Luego me trajo la cuenta de las habitaciones, un bocadillo de anchoas y cinco carajillos de anís. Mientras pagaba, le pregunté qué había hecho con el paquete. Ella me miró incomoda.
—¿A ti qué te importa?
—Simple curiosidad.
Ella apoyó su mano en mi hombro.
—Bueno, tú eres de confianza. Los tiramos a la poza. No te preocupes. Los peces no dejan ni los restos.
Mientras pagaba, ella preguntó:
—¿Y Agustín? ¿Qué ha sido de él?
Le dije que no sabía nada. Era la verdad.

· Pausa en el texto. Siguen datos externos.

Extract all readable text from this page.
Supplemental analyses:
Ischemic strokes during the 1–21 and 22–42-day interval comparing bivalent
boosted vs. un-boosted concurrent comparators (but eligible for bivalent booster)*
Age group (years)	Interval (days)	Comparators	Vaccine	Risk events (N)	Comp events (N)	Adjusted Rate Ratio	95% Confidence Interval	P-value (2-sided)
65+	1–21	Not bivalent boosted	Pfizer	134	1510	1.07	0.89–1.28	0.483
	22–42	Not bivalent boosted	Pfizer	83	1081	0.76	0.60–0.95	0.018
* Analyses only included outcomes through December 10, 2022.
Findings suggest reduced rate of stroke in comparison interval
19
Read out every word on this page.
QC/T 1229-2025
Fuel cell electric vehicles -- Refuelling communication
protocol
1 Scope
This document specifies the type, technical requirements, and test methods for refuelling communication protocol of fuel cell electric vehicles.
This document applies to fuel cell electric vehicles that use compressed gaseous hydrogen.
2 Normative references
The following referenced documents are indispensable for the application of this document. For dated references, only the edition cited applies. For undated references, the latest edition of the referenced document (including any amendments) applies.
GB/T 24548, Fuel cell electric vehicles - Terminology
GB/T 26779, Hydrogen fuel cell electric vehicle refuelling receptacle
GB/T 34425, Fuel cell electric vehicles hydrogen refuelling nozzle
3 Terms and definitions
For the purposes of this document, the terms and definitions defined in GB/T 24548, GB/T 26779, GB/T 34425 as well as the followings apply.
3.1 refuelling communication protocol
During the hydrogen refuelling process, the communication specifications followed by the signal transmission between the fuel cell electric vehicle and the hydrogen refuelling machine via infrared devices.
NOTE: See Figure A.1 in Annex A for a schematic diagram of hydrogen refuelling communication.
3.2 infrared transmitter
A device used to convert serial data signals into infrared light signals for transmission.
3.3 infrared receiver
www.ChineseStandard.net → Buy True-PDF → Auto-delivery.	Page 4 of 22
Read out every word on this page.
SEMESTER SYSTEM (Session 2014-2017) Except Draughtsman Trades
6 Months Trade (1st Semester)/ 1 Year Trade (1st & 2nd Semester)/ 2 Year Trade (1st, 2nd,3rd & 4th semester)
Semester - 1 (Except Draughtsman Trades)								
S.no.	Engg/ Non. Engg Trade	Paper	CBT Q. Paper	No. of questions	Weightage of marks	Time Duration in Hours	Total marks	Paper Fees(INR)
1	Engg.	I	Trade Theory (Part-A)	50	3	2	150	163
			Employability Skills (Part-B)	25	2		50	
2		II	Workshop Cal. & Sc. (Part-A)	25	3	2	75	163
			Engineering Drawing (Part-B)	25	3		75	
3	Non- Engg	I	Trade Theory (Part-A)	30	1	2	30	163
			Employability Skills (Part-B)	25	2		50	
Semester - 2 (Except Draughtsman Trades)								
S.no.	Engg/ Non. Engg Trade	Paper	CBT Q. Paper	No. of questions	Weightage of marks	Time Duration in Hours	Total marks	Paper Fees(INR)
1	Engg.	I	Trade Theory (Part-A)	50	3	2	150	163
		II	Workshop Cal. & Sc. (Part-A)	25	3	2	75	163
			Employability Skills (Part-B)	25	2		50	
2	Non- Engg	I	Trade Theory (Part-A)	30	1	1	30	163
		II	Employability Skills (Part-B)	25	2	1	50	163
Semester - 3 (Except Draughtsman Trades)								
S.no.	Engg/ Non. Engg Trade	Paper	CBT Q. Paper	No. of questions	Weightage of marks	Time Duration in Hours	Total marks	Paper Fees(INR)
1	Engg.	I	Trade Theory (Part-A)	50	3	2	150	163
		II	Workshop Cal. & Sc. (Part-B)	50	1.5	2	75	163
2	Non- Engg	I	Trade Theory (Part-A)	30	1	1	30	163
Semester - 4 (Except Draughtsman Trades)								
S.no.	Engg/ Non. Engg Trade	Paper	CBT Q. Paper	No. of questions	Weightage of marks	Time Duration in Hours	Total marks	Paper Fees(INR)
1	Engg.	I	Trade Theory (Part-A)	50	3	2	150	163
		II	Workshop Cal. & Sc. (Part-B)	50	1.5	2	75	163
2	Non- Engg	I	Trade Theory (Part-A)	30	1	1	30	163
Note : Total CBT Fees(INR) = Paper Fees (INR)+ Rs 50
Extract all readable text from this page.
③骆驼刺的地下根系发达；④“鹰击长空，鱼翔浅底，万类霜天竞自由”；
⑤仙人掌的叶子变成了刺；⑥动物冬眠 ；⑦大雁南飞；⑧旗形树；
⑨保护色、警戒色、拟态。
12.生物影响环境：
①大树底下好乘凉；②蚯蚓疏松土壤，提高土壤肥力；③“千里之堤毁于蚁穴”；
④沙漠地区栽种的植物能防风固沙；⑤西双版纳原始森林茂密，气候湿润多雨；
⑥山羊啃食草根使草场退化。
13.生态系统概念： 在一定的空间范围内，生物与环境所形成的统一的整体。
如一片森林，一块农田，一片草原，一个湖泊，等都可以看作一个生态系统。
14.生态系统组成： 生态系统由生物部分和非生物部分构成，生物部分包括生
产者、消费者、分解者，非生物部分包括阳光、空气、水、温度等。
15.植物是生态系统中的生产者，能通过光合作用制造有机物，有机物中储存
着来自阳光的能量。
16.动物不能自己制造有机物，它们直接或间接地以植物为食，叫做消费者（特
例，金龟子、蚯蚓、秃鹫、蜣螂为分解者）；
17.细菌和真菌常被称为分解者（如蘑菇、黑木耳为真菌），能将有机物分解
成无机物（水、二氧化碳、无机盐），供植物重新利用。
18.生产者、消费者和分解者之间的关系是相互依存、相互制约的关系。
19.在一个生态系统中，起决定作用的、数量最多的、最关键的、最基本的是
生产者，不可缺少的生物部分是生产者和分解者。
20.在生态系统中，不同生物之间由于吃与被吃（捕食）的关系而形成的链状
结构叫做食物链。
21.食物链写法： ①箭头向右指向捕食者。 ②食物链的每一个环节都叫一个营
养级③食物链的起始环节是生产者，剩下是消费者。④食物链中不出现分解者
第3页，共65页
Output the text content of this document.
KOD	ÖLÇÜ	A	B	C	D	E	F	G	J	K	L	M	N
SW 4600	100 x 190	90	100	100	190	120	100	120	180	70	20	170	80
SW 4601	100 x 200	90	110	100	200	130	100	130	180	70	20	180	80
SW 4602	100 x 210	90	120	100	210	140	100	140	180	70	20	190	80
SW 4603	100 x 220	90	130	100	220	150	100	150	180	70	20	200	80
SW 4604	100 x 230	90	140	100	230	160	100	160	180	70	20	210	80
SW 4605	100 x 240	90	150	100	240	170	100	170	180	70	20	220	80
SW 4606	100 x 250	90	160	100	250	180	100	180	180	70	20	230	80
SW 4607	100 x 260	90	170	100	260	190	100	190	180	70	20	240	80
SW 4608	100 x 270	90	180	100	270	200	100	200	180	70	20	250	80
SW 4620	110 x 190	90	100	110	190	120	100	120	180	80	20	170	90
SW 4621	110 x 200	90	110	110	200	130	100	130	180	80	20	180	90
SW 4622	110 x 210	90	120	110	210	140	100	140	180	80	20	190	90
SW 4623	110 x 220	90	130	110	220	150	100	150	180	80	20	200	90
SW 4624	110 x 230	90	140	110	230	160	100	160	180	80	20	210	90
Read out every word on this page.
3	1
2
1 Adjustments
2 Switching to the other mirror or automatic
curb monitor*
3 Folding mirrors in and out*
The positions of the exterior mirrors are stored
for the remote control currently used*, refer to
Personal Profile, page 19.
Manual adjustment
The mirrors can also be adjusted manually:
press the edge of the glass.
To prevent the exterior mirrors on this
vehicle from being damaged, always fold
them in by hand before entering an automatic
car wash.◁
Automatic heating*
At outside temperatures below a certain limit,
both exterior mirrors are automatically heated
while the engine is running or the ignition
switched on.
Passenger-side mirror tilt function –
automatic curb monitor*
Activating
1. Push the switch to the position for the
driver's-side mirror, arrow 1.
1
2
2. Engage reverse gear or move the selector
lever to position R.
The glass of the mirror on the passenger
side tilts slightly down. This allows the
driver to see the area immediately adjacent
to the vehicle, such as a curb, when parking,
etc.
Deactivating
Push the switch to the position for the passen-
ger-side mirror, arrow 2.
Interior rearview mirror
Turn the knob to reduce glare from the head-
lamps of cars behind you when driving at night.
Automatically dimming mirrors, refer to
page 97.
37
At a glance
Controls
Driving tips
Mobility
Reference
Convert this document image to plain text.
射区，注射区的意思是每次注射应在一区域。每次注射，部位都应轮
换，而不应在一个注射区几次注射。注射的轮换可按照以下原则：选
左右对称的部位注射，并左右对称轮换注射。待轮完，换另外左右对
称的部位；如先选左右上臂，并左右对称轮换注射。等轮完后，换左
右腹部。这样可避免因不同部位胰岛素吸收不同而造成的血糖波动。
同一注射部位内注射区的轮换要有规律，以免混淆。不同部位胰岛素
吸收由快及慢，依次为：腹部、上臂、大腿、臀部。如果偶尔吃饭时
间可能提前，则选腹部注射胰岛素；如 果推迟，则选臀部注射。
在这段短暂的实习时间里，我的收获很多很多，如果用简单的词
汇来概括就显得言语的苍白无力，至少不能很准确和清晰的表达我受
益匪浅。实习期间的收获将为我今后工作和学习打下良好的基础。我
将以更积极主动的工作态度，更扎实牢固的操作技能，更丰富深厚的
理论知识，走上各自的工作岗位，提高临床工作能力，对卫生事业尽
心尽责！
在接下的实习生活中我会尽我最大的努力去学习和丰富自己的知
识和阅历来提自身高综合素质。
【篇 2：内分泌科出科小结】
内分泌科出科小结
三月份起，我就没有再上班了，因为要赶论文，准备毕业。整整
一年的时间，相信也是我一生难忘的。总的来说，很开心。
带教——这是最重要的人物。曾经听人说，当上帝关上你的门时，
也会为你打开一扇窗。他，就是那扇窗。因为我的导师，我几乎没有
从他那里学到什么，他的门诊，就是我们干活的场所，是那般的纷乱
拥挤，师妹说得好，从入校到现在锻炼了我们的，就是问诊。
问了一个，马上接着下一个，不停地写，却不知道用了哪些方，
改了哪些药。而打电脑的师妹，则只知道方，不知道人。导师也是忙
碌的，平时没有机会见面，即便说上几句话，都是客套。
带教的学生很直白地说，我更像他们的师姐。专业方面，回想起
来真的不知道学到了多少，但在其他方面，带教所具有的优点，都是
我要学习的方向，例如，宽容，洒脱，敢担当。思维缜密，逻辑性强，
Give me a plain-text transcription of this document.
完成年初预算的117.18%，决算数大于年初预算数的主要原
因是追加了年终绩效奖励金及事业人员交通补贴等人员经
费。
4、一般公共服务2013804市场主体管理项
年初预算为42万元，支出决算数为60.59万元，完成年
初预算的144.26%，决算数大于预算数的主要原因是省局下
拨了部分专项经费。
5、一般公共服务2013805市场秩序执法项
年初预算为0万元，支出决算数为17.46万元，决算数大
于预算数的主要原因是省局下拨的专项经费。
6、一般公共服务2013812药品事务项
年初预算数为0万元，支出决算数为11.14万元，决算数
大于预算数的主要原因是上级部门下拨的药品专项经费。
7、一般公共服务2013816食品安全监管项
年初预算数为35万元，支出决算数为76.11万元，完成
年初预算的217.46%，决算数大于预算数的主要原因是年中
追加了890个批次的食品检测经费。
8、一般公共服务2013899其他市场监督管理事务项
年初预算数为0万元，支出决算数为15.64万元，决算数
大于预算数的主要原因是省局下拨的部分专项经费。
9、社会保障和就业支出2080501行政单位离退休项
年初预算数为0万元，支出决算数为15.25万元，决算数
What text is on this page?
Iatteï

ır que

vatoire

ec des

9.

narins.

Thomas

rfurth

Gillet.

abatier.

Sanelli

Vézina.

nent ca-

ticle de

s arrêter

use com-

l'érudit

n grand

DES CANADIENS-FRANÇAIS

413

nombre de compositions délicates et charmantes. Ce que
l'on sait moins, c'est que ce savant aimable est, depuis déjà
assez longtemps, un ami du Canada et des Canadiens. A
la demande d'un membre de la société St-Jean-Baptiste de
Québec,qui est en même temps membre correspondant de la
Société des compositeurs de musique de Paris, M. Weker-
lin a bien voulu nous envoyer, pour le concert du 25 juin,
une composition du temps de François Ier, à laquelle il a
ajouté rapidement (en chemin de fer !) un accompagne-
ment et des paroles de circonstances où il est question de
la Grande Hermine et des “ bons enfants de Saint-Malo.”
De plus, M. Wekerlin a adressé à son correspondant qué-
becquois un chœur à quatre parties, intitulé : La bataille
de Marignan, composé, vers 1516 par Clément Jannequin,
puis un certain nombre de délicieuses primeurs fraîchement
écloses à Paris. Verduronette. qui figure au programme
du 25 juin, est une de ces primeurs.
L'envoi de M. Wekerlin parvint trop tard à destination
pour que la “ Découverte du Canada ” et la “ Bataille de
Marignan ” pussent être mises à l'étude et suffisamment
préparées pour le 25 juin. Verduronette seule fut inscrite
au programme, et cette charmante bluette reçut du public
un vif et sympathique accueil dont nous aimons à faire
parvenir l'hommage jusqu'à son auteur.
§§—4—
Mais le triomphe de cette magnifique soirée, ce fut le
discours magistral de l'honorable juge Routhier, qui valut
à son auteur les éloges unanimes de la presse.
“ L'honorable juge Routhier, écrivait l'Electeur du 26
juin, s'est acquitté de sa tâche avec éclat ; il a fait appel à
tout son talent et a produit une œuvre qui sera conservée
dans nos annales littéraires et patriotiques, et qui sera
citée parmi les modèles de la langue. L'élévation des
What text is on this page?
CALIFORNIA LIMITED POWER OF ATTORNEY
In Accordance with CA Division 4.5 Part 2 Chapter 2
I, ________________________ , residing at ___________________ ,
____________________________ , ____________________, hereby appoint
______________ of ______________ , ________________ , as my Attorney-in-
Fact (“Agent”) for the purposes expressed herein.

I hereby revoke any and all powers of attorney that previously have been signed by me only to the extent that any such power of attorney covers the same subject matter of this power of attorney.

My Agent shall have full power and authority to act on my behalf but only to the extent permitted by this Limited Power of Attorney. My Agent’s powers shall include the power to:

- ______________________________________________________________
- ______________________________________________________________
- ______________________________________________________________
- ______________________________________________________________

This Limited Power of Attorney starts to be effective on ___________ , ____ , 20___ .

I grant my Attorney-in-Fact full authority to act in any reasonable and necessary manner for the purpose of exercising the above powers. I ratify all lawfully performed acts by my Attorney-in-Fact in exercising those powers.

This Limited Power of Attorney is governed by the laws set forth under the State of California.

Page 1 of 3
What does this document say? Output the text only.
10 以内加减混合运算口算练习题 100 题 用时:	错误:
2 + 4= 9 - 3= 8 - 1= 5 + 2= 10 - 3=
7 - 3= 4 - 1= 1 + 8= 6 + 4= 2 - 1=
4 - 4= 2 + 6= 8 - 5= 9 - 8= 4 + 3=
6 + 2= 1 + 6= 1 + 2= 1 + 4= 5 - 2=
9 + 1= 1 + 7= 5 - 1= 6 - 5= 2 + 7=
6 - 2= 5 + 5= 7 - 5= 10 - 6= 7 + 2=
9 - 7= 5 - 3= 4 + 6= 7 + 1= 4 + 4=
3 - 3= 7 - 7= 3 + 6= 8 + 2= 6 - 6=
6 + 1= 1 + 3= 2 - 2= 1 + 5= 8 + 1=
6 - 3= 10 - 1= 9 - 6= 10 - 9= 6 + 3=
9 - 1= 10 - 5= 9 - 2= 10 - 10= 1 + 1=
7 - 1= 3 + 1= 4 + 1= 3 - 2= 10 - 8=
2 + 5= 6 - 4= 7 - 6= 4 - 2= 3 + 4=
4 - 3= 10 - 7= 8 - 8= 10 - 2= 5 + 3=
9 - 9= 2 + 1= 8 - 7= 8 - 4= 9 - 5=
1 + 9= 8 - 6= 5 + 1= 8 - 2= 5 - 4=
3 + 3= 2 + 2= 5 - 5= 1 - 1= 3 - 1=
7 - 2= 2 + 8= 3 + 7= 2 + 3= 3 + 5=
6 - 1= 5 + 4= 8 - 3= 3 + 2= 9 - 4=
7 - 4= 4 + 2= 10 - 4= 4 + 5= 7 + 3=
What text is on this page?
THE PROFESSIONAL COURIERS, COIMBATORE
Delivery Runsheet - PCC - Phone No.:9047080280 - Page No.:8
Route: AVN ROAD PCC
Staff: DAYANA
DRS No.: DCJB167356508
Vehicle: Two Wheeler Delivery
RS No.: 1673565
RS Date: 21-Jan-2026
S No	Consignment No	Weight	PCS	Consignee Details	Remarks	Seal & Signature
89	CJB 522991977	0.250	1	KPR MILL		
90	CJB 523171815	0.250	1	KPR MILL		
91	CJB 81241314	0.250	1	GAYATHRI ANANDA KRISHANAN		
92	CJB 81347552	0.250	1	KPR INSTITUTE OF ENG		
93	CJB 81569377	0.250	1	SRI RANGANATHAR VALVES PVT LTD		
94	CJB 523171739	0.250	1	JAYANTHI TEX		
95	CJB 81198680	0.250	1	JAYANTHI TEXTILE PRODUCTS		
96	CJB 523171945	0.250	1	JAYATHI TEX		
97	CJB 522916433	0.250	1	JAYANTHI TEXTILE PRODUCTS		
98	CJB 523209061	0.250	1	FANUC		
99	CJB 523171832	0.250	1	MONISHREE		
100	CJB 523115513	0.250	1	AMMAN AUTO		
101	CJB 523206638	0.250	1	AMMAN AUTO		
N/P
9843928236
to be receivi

—Era muy majo. Tú también.
Ella se fue para arriba. Yo me quedé en la entrada. Hacía un fresco serrano y yo no quería encerrarme en el cuarto. Así que me senté al piano. La tapa estaba cerrada con llave. Antes, cuando yo estaba allí, nadie cerraba el piano. Agustín no entendía mucho, el pobre. A pesar de que era inteligente y culto, su ignorancia en la materia era casi total. ¿Por qué será que la mayoría de los intelectuales desprecia la música? ¿Y, por qué los músicos son tan ignorantes y zafios, en cuanto los sacas del re o el fa? ¿Y qué decir de los pintores? Suelen ser, personalmente, la gente más decepcionante, incluso los genios. Yo he llegado a la conclusión semidefinitiva de que la mayoría de las expresiones artísticas requieren un don especial, un hálito ajeno al raciocinio. Un actor, por ejemplo, puede ser sublime actuando y un imbécil para lo demás. Orson Welles decía que hay dos tipos de actores: los que son sólo actores y los que son, además, directores, escritores, decoradores, etc. Los primeros pueden ser maravillosos actuando y estúpidos en lo demás: egocéntricos, vanidosos, narcisos. En una conversación normal conseguirán ser ellos el tema principal y casi único: Henry Fonda, por ejemplo, o James Cagney, dos actores que él adoraba, resumían ese grupo. El segundo tipo, actores «entre otras cosas», como Lawrence Olivier, Noel Coward o Peter Ustinov, eran, además de actores, personas lúcidas y enriquecedoras. Welles no se citaba a sí mismo, pero está claro que él se sabía líder de este segundo grupo. Lo malo, y ésta es mi opinión personal, es que este
polifacetismo
los convierte en brillantes conversadores, en ingeniosos polemistas, en escritores o directores de talento, pero no los hace mejores actores. En esto, un
feeling
, un impulso, supera siempre el método, y el método sólo es útil, como todas las técnicas, para enseñarte a volar, y si es más fuerte que tus propios impulsos, los que están en tus tripas, en tu corazón y en tus cojones/ovarios, darán un resultado puede que admirable, pero nunca emocionante. Yo tengo pruebas de que Welles era uno de los más grandes actores de la historia. Lo malo es que no ejercía ese talento muy a menudo. Y con las demás artes ocurre lo mismo. ¿Qué, si no es la rabia, el horror y la piedad, puede inspirar el
Guernica
? ¿Qué técnica guió el buril de Hindemith para, en plena tempestad, componer
Matías el Pintor
en un rollo de pianola en un barco que luchaba contra las olas?